Banyak orang menjalani hari-harinya dengan keyakinan bahwa perjuangan mereka tidak dipahami siapa pun. Ada air mata yang jatuh tanpa saksi, kecemasan yang disimpan sendiri, dan luka yang tidak pernah diketahui orang lain. Dalam keadaan seperti itu, manusia mudah merasa sendirian.

Ayat al-Kursi datang membawa penawar. Jika ilmu Allah benar-benar meliputi langit dan bumi, maka tidak ada satu pun kisah hidup manusia yang tersembunyi dari-Nya. Tidak ada doa yang hilang di ruang kosong. Tidak ada tangisan yang menguap tanpa diketahui. Tidak ada kesabaran yang terlewat dari catatan-Nya.

Semakin Besar Allah, Semakin Dekat Perhatian-Nya

Sering kali manusia mengira bahwa sesuatu yang sangat besar pasti jauh dari hal-hal kecil. Namun logika ini tidak berlaku bagi Allah. Justru karena kebesaran-Nya tidak terbatas, tidak ada satu detail pun yang terlalu kecil untuk luput dari perhatian-Nya.
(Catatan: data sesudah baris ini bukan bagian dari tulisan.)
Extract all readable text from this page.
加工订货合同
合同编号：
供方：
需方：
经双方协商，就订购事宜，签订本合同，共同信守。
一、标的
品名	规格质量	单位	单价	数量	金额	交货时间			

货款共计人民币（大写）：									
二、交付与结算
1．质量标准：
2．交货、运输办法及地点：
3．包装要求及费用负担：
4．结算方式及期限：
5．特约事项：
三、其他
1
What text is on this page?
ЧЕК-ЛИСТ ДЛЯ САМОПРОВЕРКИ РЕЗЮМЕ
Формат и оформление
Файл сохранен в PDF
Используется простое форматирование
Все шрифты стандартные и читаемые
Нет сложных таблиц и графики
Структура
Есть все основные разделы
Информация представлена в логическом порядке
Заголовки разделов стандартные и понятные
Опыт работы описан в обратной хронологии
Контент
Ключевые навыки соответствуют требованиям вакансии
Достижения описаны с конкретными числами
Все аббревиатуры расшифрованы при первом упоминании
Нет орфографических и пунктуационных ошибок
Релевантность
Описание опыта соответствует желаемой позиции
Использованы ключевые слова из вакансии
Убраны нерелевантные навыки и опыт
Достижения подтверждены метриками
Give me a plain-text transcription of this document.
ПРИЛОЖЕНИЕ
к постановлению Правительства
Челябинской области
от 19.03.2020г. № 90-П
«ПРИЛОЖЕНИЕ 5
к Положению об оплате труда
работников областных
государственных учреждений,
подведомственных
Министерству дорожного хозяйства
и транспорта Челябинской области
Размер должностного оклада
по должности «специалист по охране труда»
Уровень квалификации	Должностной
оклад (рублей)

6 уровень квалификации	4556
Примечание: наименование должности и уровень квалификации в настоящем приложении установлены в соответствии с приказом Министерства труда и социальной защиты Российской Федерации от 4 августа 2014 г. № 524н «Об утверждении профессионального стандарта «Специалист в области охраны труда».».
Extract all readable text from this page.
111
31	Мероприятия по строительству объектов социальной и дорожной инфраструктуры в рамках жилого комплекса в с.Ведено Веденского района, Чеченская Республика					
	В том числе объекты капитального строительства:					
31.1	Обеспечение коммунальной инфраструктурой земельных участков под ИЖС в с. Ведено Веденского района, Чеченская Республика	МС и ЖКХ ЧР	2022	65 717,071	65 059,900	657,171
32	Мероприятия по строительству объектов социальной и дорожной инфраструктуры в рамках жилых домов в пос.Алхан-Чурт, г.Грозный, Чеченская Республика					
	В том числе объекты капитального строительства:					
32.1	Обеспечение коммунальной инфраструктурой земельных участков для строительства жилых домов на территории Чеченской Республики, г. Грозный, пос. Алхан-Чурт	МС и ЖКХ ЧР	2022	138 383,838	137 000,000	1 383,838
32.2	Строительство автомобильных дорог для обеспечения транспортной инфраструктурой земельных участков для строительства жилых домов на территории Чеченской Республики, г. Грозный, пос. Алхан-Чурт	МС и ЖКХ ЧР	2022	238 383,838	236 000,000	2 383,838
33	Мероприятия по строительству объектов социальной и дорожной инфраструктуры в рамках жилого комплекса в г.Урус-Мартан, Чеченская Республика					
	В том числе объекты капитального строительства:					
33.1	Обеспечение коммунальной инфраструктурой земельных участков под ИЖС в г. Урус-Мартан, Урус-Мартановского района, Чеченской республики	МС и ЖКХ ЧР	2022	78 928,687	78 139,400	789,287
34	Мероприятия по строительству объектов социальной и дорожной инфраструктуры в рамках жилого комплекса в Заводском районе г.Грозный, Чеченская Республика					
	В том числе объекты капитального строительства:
Inilah salah satu pesan paling menenangkan dari bagian Ayat al-Kursi ini. Ketika kita merasa lemah, tidak berarti, atau tenggelam dalam masalah yang tampaknya tidak dipedulikan siapa pun, Allah mengingatkan bahwa Dia adalah Tuhan yang Kursi-Nya meliputi langit dan bumi. Kebesaran-Nya tidak menjadikan-Nya jauh, tetapi justru memastikan bahwa seluruh alam berada dalam pengawasan-Nya.

Karena itu, ayat ini bukan hanya mengajarkan tentang keluasan kosmos. Ia juga mengajarkan tentang keluasan rahmat dan perhatian Allah. Di hadapan-Nya, kita memang sangat kecil. Namun justru karena itulah kita tidak perlu memikul beban dunia sendirian. Tuhan yang mengatur galaksi-galaksi juga mengetahui isi hati hamba-Nya yang paling tersembunyi.